Here we are, 58 years later, on August 17, 2018, Jonathan, Hannah and I, in a café in the Odeon area of Paris, Les Editeurs. I’m sitting opposite Jonathan and Hannah, at a table close to the book shelves that justify the name of the establishment.

Jonathan is a grey-haired gentleman, in whose face and especially in whose very gentle smile – which is his mother’s – I can see the reflection of the child I knew. His voice was that of a little boy, I’m unfamiliar with his current voice. From the nineteen-year-old au pair at his parents’ house, I don’t know what he finds in the woman he has before him, except being blonde, as artificial today as yesterday. I used to bleach my brown hair, and I dye my current white hair blond as well. Face to face by chance in the underground we would not have recognized each other, strangers to each other.  But we start to speak – I try, in English, with Hannah’s occasional help – and instantly something wonderful, moving happens: the past begins to live again in its most ordinary details, its anecdotes. I mention Perry, the poodle who devoured one of my shoes, Jonathan remembers me burning his mother’s nightgown when I ironed it. We evoke the layout of the house, the place of objects, the vacuum cleaner in the cupboard under the stairs, the sink in the children’s room. Above all, we talk about Jonathan’s parents who have both died, his mother, too young, from breast cancer, in her fifties.
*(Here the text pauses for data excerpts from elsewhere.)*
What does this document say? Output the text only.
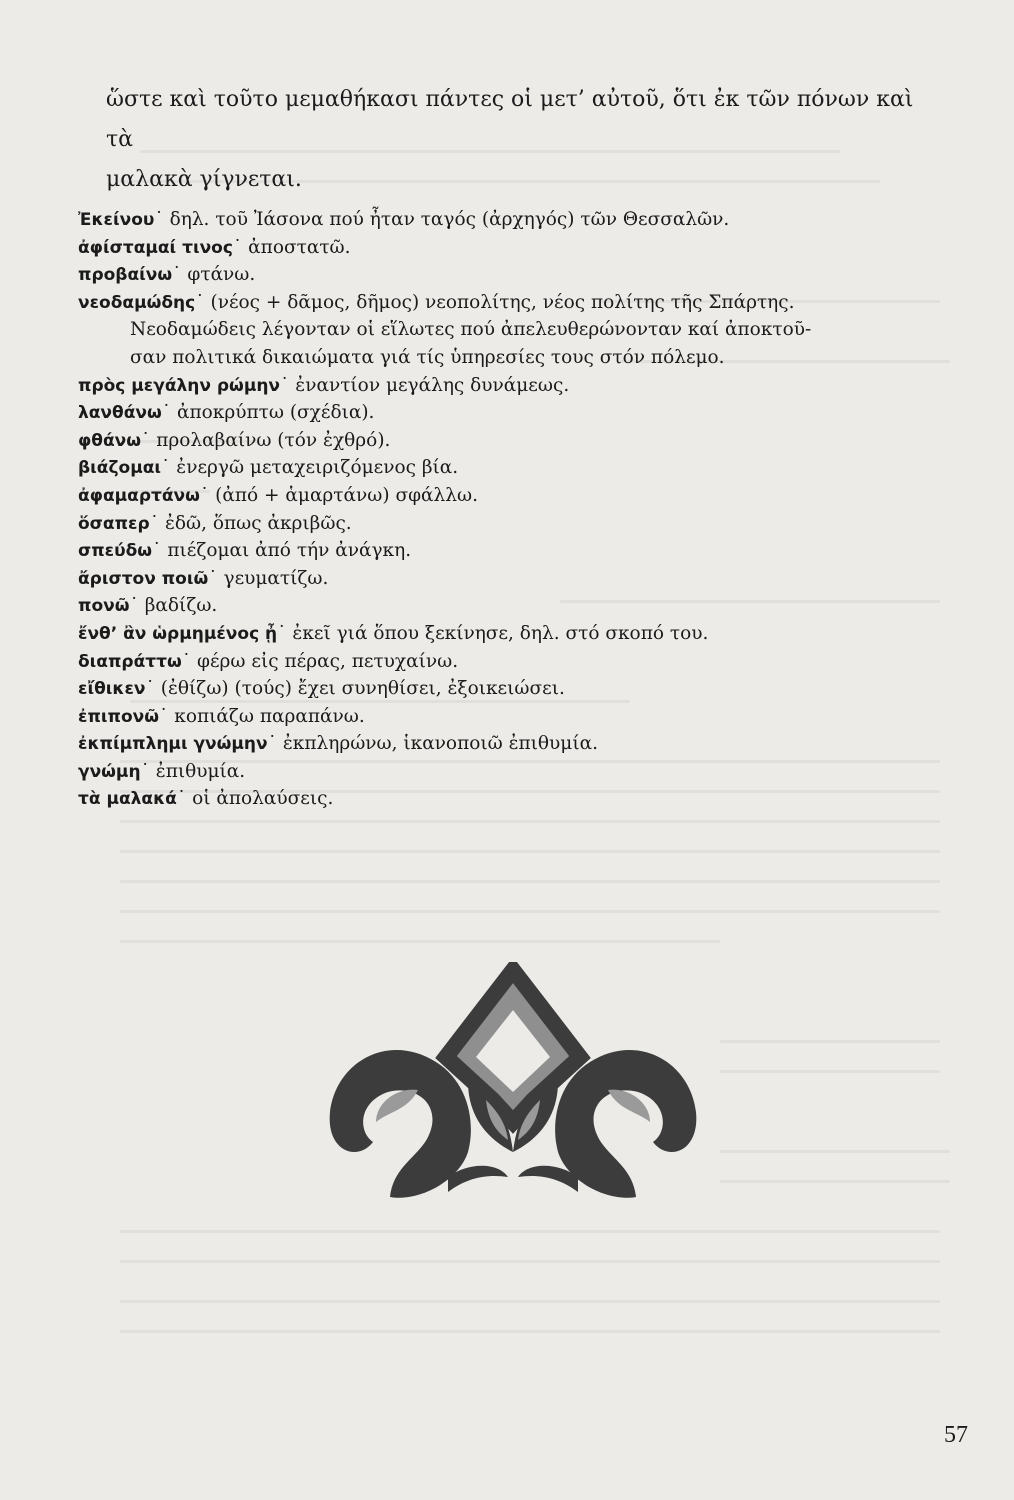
ὥστε καὶ τοῦτο μεμαθήκασι πάντες οἱ μετ’ αὐτοῦ, ὅτι ἐκ τῶν πόνων καὶ τὰ
μαλακὰ γίγνεται.
Ἐκείνου˙ δηλ. τοῦ Ἰάσονα πού ἦταν ταγός (ἀρχηγός) τῶν Θεσσαλῶν.
ἀφίσταμαί τινος˙ ἀποστατῶ.
προβαίνω˙ φτάνω.
νεοδαμώδης˙ (νέος + δᾶμος, δῆμος) νεοπολίτης, νέος πολίτης τῆς Σπάρτης.
Νεοδαμώδεις λέγονταν οἱ εἵλωτες πού ἀπελευθερώνονταν καί ἀποκτοῦ-
σαν πολιτικά δικαιώματα γιά τίς ὑπηρεσίες τους στόν πόλεμο.
πρὸς μεγάλην ρώμην˙ ἐναντίον μεγάλης δυνάμεως.
λανθάνω˙ ἀποκρύπτω (σχέδια).
φθάνω˙ προλαβαίνω (τόν ἐχθρό).
βιάζομαι˙ ἐνεργῶ μεταχειριζόμενος βία.
ἀφαμαρτάνω˙ (ἀπό + ἁμαρτάνω) σφάλλω.
ὅσαπερ˙ ἐδῶ, ὅπως ἀκριβῶς.
σπεύδω˙ πιέζομαι ἀπό τήν ἀνάγκη.
ἄριστον ποιῶ˙ γευματίζω.
πονῶ˙ βαδίζω.
ἔνθ’ ἂν ὡρμημένος ᾖ˙ ἐκεῖ γιά ὅπου ξεκίνησε, δηλ. στό σκοπό του.
διαπράττω˙ φέρω εἰς πέρας, πετυχαίνω.
εἴθικεν˙ (ἐθίζω) (τούς) ἔχει συνηθίσει, ἐξοικειώσει.
ἐπιπονῶ˙ κοπιάζω παραπάνω.
ἐκπίμπλημι γνώμην˙ ἐκπληρώνω, ἱκανοποιῶ ἐπιθυμία.
γνώμη˙ ἐπιθυμία.
τὰ μαλακά˙ οἱ ἀπολαύσεις.
57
Photo credit: Hannah Portner

I listen to Jonathan tell me the story of his parents, their origin, his father’s participation in the war in aviation, their rise from “having nothing” and their setbacks at the hands of an unscrupulous business associate.  What I had gleaned about them – in fragments or intuitions – acquires a continuity and depth that my memories alone could not confer on them. Jonathan resurrects them with a different, more complex dimension.

For Hannah, who never knew her grandparents, or her father’s childhood home, it is the the upsurge of a time before her own, a time when she did not yet exist. Several times, I wonder how she feels as she listens to us. Because, in a way, her father and I are somewhere else, in the fever of “time regained” pronounced in two voices, where each is immersed in who he or she was 58 years ago.

Jonathan had brought pictures of him and Brian, as children, and of his parents. I hadn’t forgotten anything about their faces. His mother’s smile, his father’s presence. Then I thought that there must have been a pleasure of unutterable sweetness to be able to talk about his late parents to someone who had known them in the prime of their lives, a possibility that recedes as one progresses in life.

Before we leave, we take selfies. That’s when we notice the clock we were sitting beneath.

We head towards the boulevard Saint-Germain together. I think of London, where I walked at 19 as I walk today in Paris – which, at that time I had never seen.

Very emotional, we go our separate ways at the carrefour de l’Odéon, at the taxi rank. Saying see you again, next time, in London.

 

 

[1] Translator’s note: the first statement appears as is in French and English; the second two are in French only.

[2] Translator’s note: in English in the text.

[3] Editor’s note: Mémoire de fille has been translated by Alison Strayer under the title A Girl’s Story. It will be published in April 2020 by Fitzcarraldo Editions in Britain, and Seven Stories Press in the US.

[4] Translator’s note: while published in Tanya Leslie’s translation as Exteriors, it is important to note the echo between Ernaux’s title and the title of Hannah Portner’s text.